ABD'nin bölgesel krizlerde daha temkinli ya da geri planda durma politikası, dünya sahnesinde yeni aktörlerin ön plana çıkmasına zemin hazırlıyor. Çin, ekonomik gücü ve Kuşak-Yol Girişimi ile Asya ve Afrika'da etkisini artırırken; Rusya, Ukrayna savaşıyla birlikte Batı'yla doğrudan karşı karşıya gelerek agresif bir rol üstlenmiş durumda.
Ayrıca bölgesel güçler de kendi alanlarını genişletme eğiliminde. Türkiye, İran, Hindistan gibi ülkeler; küresel denklemlerde kendi etkilerini artırma yönünde aktif politikalar izliyor. Avrupa Birliği ise stratejik özerklik fikriyle, ABD'nin yokluğunda ne ölçüde bütünlüklü hareket edebileceği sorusuyla baş başa.
Geleceğe dair soru işaretleri
Batı'nın güvenlik krizi sadece askeri değil; siyasi, ekonomik ve toplumsal düzeyde de köklü değişimlerin habercisi.

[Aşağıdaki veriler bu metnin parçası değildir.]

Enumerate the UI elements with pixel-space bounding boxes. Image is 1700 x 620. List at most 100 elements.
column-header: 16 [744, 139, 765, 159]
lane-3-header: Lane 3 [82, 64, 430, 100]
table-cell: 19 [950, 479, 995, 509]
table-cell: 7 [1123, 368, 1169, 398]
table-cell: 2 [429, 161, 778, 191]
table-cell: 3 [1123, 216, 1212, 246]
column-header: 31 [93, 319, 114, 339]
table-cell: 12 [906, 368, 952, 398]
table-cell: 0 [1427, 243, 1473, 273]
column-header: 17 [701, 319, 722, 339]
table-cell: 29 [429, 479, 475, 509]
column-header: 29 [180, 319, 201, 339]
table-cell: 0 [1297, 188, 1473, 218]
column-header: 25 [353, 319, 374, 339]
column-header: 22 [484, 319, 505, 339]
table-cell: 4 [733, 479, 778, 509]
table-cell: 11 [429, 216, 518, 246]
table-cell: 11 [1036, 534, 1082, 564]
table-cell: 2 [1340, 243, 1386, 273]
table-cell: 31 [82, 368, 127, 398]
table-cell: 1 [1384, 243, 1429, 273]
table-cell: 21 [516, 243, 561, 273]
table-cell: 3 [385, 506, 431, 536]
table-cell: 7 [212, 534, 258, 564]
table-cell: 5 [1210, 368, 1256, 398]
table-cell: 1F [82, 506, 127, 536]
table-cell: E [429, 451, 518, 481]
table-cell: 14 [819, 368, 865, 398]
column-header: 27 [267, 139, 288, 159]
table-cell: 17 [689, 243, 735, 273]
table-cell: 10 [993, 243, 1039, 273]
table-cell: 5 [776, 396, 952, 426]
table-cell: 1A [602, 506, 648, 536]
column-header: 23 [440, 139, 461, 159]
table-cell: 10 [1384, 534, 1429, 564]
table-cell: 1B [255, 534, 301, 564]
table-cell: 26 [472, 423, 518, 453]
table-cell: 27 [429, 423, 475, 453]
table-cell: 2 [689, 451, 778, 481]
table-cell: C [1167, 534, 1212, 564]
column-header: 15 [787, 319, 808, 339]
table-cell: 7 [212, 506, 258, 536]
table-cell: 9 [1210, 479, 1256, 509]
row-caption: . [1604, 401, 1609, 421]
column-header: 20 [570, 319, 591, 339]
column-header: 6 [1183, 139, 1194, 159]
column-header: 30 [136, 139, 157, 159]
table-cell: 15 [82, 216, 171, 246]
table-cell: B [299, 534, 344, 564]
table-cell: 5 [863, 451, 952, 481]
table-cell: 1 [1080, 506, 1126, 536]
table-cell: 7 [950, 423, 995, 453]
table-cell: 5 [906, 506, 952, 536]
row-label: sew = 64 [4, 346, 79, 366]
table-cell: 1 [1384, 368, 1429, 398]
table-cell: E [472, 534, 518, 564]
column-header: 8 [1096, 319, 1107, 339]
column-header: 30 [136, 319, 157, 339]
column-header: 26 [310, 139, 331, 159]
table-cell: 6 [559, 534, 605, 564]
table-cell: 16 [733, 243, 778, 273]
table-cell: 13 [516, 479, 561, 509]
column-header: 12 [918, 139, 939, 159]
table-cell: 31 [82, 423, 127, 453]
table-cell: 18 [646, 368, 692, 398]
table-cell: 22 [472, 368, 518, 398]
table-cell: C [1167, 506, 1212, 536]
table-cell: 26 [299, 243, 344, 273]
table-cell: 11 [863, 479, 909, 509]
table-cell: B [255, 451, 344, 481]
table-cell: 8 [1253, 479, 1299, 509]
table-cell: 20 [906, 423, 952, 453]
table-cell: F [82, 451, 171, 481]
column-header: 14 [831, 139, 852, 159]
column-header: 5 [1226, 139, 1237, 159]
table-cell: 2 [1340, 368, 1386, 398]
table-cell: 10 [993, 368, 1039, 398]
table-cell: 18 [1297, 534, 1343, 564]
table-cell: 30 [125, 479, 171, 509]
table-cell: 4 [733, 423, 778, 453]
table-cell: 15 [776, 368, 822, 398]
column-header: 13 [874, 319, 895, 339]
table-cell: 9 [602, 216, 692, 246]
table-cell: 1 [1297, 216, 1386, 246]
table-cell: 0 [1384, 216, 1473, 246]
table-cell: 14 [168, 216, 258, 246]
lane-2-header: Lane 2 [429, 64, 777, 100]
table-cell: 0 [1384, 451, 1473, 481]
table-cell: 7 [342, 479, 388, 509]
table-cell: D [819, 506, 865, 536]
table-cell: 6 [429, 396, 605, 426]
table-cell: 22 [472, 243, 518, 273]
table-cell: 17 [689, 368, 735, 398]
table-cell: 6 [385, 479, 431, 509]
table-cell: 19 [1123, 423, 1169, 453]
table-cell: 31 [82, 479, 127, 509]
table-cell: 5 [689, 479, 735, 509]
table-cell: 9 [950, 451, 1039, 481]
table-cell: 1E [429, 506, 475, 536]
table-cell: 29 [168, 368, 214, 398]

ABD'nin liderliğindeki uluslararası düzen, yerini çok kutuplu ve belirsizliklerle dolu bir düzene bırakıyor olabilir. Bu geçiş süreci, sadece güç dengelerini değil, uluslararası hukukun, ittifakların ve küresel normların da yeniden tanımlanmasını gerektirecek.